Repare no que as brancas não fizeram: o peão continua em d2. O lance c3 não desenvolve nada, prepara d4 com apoio e libera c2 para o bispo recuar. O lance h3 parece pequeno e é decisivo: impede ...Bg4, que cravaria contra a dama o cavalo de f3, a peça que vigia e5 e apoia a ruptura d4. Daí em diante o plano tem ordem fixa:

  1. c3, apoiando o futuro d4 e abrindo c2 para o bispo.
  2. h3, tirando ...Bg4 do jogo.
  3. d4, só agora, com o rei seguro e o centro sustentado.
  4. Nbd2, porque c3 está ocupado pelo peão, então o cavalo de b1 sai por d2.
  5. Nf1 e Ng3, a manobra clássica: o cavalo atravessa o tabuleiro até g3, de onde olha f5 e h5.
A manobra concluída: cavalo em g3, bispo em c2, peão em d4. Posição típica da variante Breyer, em que as pretas levam o cavalo de c6 a d7 passando por b8.abcdefgh87654321
A manobra concluída: cavalo em g3, bispo em c2, peão em d4. Posição típica da variante Breyer, em que as pretas levam o cavalo de c6 a d7 passando por b8.

As pretas não assistem de braços cruzados.

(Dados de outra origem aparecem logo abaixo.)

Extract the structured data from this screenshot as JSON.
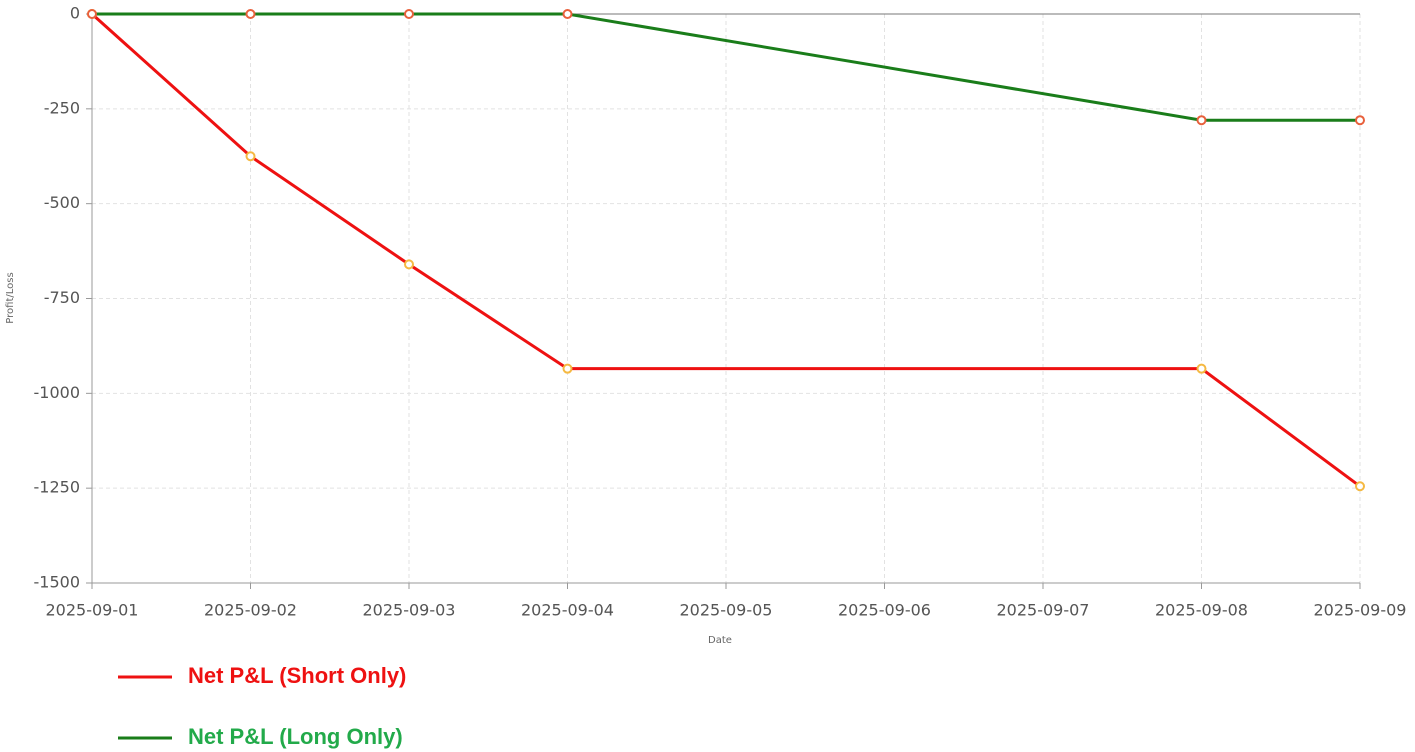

Os três tratamentos clássicos são ...Na5 e ...c5, atacando o centro pela ala da dama (Chigorin); ...Nb8 e ...Nbd7, dois tempos para dar ao cavalo uma casa melhor sem tapar o bispo de b7 (Breyer, a do diagrama acima); e o Ataque Marshall, com ...d5 no oitavo lance, entregando um peão por iniciativa duradoura contra o rei branco.

O que levar para as suas partidas

O essencial da Espanhola cabe em cinco frases.

  • De brancas, não procure tática cedo: jogue c3, h3, d4 e a manobra Nbd2-f1-g3 entendendo cada lance.
  • Não jogue Bxc6 só porque atacaram o bispo: recuar para a4 e depois b3 mantém uma peça útil e o par de bispos.
  • De pretas, escolha cedo entre a Berlim (sólida e técnica) e a Morphy com ...a6 e ...b5 (mais espaço, mais jogo).
  • Se o seu plano depende de d4, não deixe cravarem o cavalo de f3 com ...Bg4 antes de jogar h3.
  • Aprenda a estrutura antes das variantes: peões dobrados em c6 contra maioria sadia na ala do rei é o mesmo tema na Troca e na Berlim.